Searching duplicate files stored in one or more NAS servers may be a very time consuming operation and one of the ways to speed-up the duplicate
files search process is to use a 2.5 Gigabit Ethernet network. With 2.5 Gigabit Ethernet the performance of the DiskBoss duplicate files search
operations continues to scale up to 3,800 Files/Sec with 8 parallel duplicate files search threads, which represents a 69% improvement compared
to the standard Gigabit Ethernet.
Due to a very wide adoption of laptops and NAS servers with built-in WiFi network interfaces, many users may consider searching duplicate files
stored in NAS servers via the wireless network. But, the latency of the wireless network is much higher and therefore it will take much more time
to complete the duplicate files search operation via the wireless network. The question is how much longer the user will need to wait and if it
will save any significant amount of time to search duplicate files via a wired network.
Based on our benchmarks, via a 5 GHz wireless network, DiskBoss reaches up to 54 Files/Sec with a single duplicate files search thread and scales
up to 400 Files/Sec with 8 parallel duplicate files search threads, which is approximately 6 times slower compared to the standard Gigabit Ethernet
and approximately 10 times slower when compared to the 2.5 Gigabit Ethernet.
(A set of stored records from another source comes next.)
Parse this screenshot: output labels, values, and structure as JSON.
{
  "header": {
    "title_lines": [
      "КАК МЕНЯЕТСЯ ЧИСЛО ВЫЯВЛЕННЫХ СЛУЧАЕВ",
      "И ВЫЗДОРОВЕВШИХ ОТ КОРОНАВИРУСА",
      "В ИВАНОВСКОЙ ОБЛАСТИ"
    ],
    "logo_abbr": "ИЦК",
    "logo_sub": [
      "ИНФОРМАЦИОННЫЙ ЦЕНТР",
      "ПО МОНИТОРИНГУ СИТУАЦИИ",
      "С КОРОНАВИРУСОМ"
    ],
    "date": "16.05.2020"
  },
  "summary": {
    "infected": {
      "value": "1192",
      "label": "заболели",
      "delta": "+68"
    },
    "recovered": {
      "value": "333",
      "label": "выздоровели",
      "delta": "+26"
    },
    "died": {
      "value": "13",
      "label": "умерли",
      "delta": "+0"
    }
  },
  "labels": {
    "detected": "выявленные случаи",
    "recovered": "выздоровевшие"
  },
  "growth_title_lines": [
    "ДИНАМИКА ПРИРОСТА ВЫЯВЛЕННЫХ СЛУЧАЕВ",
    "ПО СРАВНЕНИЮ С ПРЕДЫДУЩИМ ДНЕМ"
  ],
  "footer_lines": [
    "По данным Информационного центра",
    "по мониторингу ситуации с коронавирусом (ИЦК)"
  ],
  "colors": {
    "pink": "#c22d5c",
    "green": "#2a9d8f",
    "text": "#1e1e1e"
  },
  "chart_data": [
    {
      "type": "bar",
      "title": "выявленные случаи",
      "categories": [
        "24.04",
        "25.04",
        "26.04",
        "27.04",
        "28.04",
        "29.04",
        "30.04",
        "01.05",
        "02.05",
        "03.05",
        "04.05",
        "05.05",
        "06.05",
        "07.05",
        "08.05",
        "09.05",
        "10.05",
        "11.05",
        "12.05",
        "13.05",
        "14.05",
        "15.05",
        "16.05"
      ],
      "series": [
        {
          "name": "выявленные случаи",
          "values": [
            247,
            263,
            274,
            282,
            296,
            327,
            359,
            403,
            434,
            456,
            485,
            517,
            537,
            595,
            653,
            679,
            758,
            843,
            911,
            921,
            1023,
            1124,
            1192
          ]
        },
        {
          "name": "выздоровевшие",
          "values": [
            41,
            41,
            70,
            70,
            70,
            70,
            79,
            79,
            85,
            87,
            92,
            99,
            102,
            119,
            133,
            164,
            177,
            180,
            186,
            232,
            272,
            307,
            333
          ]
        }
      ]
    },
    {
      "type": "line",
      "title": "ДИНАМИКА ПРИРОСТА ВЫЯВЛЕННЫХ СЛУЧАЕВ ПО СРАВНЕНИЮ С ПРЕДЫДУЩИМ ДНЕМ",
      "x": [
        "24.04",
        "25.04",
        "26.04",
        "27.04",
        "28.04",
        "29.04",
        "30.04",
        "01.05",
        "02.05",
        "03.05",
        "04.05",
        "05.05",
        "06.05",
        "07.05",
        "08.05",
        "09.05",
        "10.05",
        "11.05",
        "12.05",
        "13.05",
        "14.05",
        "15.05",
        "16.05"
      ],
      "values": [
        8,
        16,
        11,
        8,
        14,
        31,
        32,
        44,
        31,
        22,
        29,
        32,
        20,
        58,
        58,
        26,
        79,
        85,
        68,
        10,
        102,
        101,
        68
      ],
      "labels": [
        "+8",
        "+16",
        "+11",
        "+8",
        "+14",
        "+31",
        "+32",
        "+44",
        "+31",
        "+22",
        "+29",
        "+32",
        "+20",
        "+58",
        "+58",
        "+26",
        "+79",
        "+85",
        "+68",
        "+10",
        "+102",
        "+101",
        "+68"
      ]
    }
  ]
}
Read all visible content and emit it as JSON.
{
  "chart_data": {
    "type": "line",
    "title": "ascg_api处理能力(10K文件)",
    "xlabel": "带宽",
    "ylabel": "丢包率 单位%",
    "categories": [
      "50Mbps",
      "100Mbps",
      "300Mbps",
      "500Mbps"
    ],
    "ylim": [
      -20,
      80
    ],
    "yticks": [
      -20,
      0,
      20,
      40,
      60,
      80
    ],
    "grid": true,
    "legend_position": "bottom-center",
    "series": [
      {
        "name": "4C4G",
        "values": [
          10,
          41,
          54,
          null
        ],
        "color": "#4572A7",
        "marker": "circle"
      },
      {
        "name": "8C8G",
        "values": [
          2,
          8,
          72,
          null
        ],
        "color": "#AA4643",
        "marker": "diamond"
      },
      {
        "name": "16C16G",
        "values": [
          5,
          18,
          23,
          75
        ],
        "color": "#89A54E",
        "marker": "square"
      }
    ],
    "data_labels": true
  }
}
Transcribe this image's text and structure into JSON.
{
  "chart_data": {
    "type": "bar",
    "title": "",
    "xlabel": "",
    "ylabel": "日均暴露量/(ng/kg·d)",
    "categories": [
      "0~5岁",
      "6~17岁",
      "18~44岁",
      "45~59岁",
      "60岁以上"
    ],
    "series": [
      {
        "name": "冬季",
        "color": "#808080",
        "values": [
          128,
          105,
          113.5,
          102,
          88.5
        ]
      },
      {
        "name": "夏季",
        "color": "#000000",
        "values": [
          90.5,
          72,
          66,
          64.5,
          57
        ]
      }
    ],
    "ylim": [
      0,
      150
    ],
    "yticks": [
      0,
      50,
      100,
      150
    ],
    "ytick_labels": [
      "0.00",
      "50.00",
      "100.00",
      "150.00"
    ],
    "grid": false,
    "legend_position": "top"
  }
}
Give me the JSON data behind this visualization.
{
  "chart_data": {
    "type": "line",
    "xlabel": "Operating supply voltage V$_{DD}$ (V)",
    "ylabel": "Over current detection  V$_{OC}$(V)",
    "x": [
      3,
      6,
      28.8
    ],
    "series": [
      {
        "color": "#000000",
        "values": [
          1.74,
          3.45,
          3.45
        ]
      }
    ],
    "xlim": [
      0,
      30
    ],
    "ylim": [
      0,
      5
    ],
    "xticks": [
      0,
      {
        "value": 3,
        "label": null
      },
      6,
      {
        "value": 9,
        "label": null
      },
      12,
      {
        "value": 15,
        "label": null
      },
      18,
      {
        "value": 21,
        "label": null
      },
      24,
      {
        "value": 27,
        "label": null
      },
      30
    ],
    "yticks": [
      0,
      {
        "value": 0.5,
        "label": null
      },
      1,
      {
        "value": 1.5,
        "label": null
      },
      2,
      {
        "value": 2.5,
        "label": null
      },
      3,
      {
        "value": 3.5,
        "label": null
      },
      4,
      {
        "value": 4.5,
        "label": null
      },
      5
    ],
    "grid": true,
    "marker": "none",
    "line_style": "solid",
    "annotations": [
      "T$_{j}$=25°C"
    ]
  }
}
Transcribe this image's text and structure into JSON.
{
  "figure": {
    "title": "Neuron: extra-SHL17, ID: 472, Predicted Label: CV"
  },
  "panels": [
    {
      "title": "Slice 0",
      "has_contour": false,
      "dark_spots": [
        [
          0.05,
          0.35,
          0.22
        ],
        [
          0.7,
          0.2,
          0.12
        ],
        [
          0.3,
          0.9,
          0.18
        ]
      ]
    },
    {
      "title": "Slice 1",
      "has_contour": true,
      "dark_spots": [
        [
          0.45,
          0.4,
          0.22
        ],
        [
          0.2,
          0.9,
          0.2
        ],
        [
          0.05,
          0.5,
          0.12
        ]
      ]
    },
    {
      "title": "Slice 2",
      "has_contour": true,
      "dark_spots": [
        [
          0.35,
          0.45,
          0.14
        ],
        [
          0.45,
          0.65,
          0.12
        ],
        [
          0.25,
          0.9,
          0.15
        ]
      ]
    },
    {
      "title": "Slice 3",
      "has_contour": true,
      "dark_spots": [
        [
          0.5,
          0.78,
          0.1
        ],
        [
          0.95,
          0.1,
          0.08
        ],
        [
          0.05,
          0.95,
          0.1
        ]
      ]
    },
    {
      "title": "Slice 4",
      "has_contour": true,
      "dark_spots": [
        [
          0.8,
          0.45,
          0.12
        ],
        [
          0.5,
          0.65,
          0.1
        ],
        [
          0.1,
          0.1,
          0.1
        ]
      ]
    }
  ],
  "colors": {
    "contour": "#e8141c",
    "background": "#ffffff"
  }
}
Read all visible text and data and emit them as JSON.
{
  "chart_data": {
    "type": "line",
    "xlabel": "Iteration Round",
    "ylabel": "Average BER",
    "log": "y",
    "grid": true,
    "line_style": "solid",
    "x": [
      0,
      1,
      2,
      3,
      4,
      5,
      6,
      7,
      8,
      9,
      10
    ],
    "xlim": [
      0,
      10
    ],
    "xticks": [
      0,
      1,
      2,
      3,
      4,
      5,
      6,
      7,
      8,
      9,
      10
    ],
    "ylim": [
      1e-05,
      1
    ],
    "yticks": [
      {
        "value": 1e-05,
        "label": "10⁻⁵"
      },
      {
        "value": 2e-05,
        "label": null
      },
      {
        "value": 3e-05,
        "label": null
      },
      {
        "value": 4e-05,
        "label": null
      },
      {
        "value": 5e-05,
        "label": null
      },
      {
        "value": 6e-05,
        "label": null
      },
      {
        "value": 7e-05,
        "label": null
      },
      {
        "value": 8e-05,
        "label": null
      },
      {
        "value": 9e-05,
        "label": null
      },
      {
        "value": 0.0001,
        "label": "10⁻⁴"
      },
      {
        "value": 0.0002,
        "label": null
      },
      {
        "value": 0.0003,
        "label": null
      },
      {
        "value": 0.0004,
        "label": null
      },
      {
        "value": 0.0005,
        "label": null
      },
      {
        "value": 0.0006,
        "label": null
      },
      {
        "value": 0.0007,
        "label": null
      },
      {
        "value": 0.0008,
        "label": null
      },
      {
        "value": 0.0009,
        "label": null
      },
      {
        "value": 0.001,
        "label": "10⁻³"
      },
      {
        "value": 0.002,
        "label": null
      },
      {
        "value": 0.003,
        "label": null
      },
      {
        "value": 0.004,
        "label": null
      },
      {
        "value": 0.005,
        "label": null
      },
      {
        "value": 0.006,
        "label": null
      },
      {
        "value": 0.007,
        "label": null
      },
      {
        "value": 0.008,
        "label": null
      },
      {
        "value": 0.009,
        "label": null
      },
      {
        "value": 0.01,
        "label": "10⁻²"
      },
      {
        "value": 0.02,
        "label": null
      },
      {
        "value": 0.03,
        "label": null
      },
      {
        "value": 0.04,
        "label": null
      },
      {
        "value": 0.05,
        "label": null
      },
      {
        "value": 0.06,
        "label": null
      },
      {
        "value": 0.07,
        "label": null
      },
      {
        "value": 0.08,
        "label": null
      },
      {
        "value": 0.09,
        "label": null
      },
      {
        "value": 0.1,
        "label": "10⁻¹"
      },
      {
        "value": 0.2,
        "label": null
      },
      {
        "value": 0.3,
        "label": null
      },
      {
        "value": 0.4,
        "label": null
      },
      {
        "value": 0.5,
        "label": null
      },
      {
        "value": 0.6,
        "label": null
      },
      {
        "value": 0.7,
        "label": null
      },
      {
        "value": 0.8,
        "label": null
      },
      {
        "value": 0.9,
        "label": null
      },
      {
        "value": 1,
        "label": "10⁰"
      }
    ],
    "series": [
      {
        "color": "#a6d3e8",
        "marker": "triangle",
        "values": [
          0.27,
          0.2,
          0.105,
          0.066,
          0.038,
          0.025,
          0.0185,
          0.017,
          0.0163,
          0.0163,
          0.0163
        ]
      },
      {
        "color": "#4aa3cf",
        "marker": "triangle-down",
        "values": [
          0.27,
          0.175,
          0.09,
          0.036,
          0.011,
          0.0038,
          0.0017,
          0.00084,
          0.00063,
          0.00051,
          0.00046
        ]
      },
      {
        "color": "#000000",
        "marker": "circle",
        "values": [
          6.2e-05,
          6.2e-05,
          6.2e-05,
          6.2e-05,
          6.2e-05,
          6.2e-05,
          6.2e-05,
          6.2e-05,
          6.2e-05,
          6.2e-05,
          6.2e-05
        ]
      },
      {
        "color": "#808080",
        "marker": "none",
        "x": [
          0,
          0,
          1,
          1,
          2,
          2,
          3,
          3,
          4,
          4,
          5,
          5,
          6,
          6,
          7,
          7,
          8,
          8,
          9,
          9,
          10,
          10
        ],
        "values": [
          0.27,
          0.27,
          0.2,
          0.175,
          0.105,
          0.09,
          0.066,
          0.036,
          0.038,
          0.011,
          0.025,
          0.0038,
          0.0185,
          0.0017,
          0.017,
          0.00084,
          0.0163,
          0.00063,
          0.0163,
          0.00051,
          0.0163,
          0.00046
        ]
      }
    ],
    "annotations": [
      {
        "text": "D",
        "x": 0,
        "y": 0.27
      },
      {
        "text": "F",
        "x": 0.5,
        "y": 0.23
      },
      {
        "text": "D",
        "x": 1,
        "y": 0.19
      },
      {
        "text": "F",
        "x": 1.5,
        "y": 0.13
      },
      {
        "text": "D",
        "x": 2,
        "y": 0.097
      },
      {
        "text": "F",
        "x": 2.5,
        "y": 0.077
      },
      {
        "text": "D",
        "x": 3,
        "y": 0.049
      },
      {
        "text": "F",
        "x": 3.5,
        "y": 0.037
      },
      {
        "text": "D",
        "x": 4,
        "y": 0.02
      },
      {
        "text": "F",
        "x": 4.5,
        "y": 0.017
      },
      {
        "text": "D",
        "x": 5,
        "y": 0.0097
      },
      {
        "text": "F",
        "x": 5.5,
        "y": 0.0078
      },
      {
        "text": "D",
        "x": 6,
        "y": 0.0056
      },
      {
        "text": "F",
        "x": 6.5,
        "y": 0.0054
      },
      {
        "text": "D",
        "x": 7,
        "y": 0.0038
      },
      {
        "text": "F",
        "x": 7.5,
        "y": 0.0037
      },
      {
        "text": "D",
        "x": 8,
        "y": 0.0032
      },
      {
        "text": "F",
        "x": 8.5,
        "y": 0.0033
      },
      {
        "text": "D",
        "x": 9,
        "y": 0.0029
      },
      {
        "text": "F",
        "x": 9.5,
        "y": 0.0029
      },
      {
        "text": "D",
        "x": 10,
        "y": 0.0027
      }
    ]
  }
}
So, if the user needs to search duplicate files in a NAS server
with 100,000 files or more, a low-latency Gigabit Ethernet or 2.5 Gigabit Ethernet is required.
Modern USB flash drives provide plenty of the storage space and are reasonably fast allowing one to store vast amounts of data for backup purposes.
Sometimes, it may be required to search duplicate files on a USB flash drive in order to free the used disk space. When searching duplicate files
stored on a USB flash drive, DiskBoss can reach up to 357 files/sec with a single search thread. With two parallel search threads, the performance
increases up to 644 files/sec, with four parallel threads the performance increases up to 1,008 files/sec and with eight parallel duplicate files
search threads the performance scales up to 1,174 files/sec.
Today, modern IT environments widely deploy virtual servers and/or virtual workstations. Most of the popular virtualization platforms provide a high
level of performance, but depending on the target hardware and software platforms, significant performance degradations are inevitable when a duplicate
files search operation is executed on a guest virtual machine compared to the same duplicate files search operation executed directly on the host computer.
For example, when a virtual machine with 4 virtual CPUs is stored on an SSD disk and searching duplicate files stored on a virtual local disk drive,
which is physically stored on the same SSD disk, the performance of the duplicate files search operations reaches up to 223 files/sec using a single
search thread. With two parallel search threads, the performance of the duplicate files search operations scales up to 443 files/sec and with four
parallel search threads, the performance of the duplicate files search operations increases up to 770 files/sec.